Мне отвели комнатку, выходившую в сад; в окна врывался свежий ветерок и доносился гул морского прибоя. Как вся эта картина ни была не похожа на Кампанью, необъятная равнина морская невольно заставила меня вспомнить огромную пустыню, в которой я жил со старою Доменикою. Теперь я очень сожалел, что редко навещал старушку, сердечно любившую меня. По правде-то сказать, она одна и любила меня искренно. Конечно, меня любили и Eccellenza и Франческа, но совсем иначе. С ними связывали меня их благодеяния, но в тех случаях, когда облагодетельствованный не может воздать благодетелю, между ними всегда образуется как бы пропасть, которая хотя и может с годами слегка прикрыться вереском признательности, всё-таки никогда не заростает совершенно. При воспоминании о Бернардо и Аннунциате я почувствовал на губах соленую влагу, но откуда она взялась — из глаз ли моих, или её принёс ветер с моря? Прибой осыпал брызгами даже стены дома. На следующее утро, ещё до зари, я сел в карету веттурино и вместе с остальными пассажирами покинул Террачина. На рассвете нас остановили у границы. Все вышли из кареты; наши паспорта подверглись проверке. Теперь только я мог разглядеть своих спутников. Один из них, белокурый, голубоглазый господин лет тридцати с небольшим, привлёк моё внимание. Где-то я видел его раньше, но где именно, как ни старался, припомнить не мог. По разговору его я заключил, что он иностранец.

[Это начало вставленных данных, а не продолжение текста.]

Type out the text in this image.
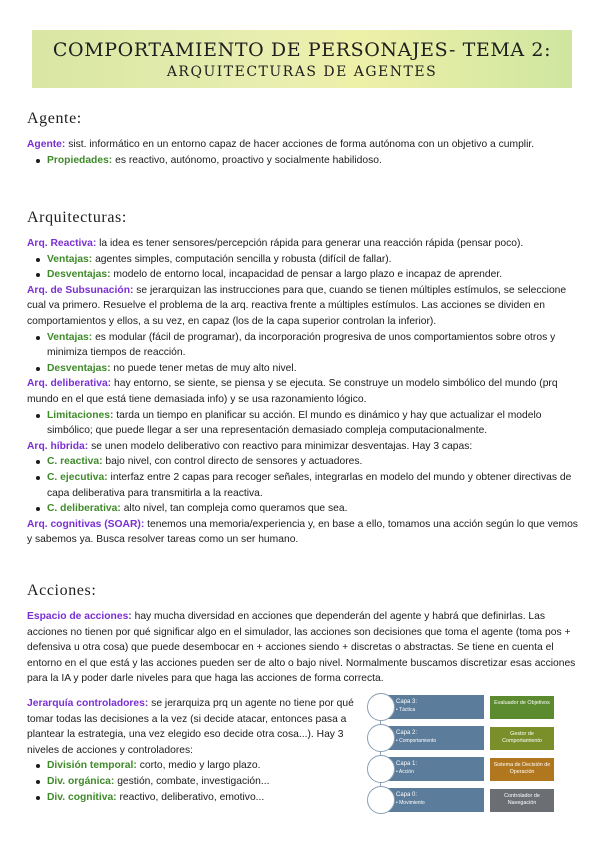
COMPORTAMIENTO DE PERSONAJES- TEMA 2:
ARQUITECTURAS DE AGENTES
Agente:

Agente: sist. informático en un entorno capaz de hacer acciones de forma autónoma con un objetivo a cumplir.

Propiedades: es reactivo, autónomo, proactivo y socialmente habilidoso.
Arquitecturas:

Arq. Reactiva: la idea es tener sensores/percepción rápida para generar una reacción rápida (pensar poco).

Ventajas: agentes simples, computación sencilla y robusta (difícil de fallar).
Desventajas: modelo de entorno local, incapacidad de pensar a largo plazo e incapaz de aprender.

Arq. de Subsunación: se jerarquizan las instrucciones para que, cuando se tienen múltiples estímulos, se seleccione cual va primero. Resuelve el problema de la arq. reactiva frente a múltiples estímulos. Las acciones se dividen en comportamientos y ellos, a su vez, en capaz (los de la capa superior controlan la inferior).

Ventajas: es modular (fácil de programar), da incorporación progresiva de unos comportamientos sobre otros y minimiza tiempos de reacción.
Desventajas: no puede tener metas de muy alto nivel.

Arq. deliberativa: hay entorno, se siente, se piensa y se ejecuta. Se construye un modelo simbólico del mundo (prq mundo en el que está tiene demasiada info) y se usa razonamiento lógico.

Limitaciones: tarda un tiempo en planificar su acción. El mundo es dinámico y hay que actualizar el modelo simbólico; que puede llegar a ser una representación demasiado compleja computacionalmente.

Arq. híbrida: se unen modelo deliberativo con reactivo para minimizar desventajas. Hay 3 capas:

C. reactiva: bajo nivel, con control directo de sensores y actuadores.
C. ejecutiva: interfaz entre 2 capas para recoger señales, integrarlas en modelo del mundo y obtener directivas de capa deliberativa para transmitirla a la reactiva.
C. deliberativa: alto nivel, tan compleja como queramos que sea.

Arq. cognitivas (SOAR): tenemos una memoria/experiencia y, en base a ello, tomamos una acción según lo que vemos y sabemos ya. Busca resolver tareas como un ser humano.

Acciones:

Espacio de acciones: hay mucha diversidad en acciones que dependerán del agente y habrá que definirlas. Las acciones no tienen por qué significar algo en el simulador, las acciones son decisiones que toma el agente (toma pos + defensiva u otra cosa) que puede desembocar en + acciones siendo + discretas o abstractas. Se tiene en cuenta el entorno en el que está y las acciones pueden ser de alto o bajo nivel. Normalmente buscamos discretizar esas acciones para la IA y poder darle niveles para que haga las acciones de forma correcta.

Jerarquía controladores: se jerarquiza prq un agente no tiene por qué tomar todas las decisiones a la vez (si decide atacar, entonces pasa a plantear la estrategia, una vez elegido eso decide otra cosa...). Hay 3 niveles de acciones y controladores:

División temporal: corto, medio y largo plazo.
Div. orgánica: gestión, combate, investigación...
Div. cognitiva: reactivo, deliberativo, emotivo...
Capa 3:
• Táctica
Capa 2:
• Comportamiento
Capa 1:
• Acción
Capa 0:
• Movimiento
Evaluador de Objetivos
Gestor de Comportamiento
Sistema de Decisión de Operación
Controlador de Navegación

Поверка паспортов сильно задержала нас, и немудрено: большинство паспортов были иностранные, и солдаты не могли ничего разобрать в них. Интересовавший меня иностранец вынул в это время альбом с чистыми страницами и принялся набрасывать туда карандашом вид окружавшей нас местности: две высокие башни, ворота, через которые проходила столбовая дорога, живописные пещеры, находившиеся неподалёку, и на заднем плане маленький городок. Я подошёл к художнику, и он обратил моё внимание на коз, живописно сгруппировавшихся в одной из самых больших пещер. Вдруг все они встрепенулись. Связка сухих прутьев, затыкавшая одно из меньших отверстий, служившее выходом, была вынута, и козочки попарно стали выпрыгивать оттуда, — живая картина выхода животных из Ноевого ковчега! Пастушок был совсем ещё маленький крестьянский мальчик в очень живописном наряде: маленькая остроконечная шляпа, обвитая шерстяною лентою, разорванные чулки, сандалии и коротенький коричневый плащ, красиво переброшенный через плечо. Козы принялись прыгать между невысокими кустами, а мальчик остановился на выступе скалы, торчавшем над пещерою, и посматривал на нас всех и на художника, который в это время срисовывал его и всю картину.
— Maledetto! — донёсся до нас возглас веттурино, и затем мы увидели его самого, бежавшего к нам со всех ног. Оказалось, что в одном из паспортов «что-то неладно». Верно в моём! И вся кровь хлынула мне в лицо. Иностранец же принялся бранить бестолковых солдат, не умеющих читать, и затем мы все трое отправились в одну из башен, где нашли шестерых солдат, чуть не лежавших на столе, на котором были разложены наши паспорта. Солдаты разбирали их по складам.
— Кого из вас зовут Фредериком? — спросил старший из солдат.
— Меня! — ответил иностранец. — Меня зовут Фредерик, а по-итальянски Федериго.
— Значить, Федериго Six?
— Да нет же! Это имя моего государя!
— А, вот что! — сказал солдат и медленно стал читать: « Frederic Six par la grâçe de Dieu Roi de Danemark, des Vandales, des Gothes etc…» Что? Что? — прервал он сам себя: — Разве вы вандал? Ведь, это же варварский народ?
— Да! — смеясь, отвечал иностранец. — Я варвар и приехал в Италию цивилизоваться. Внизу написано и моё имя. Меня, как и моего государя, зовут Фредерик или Федериго.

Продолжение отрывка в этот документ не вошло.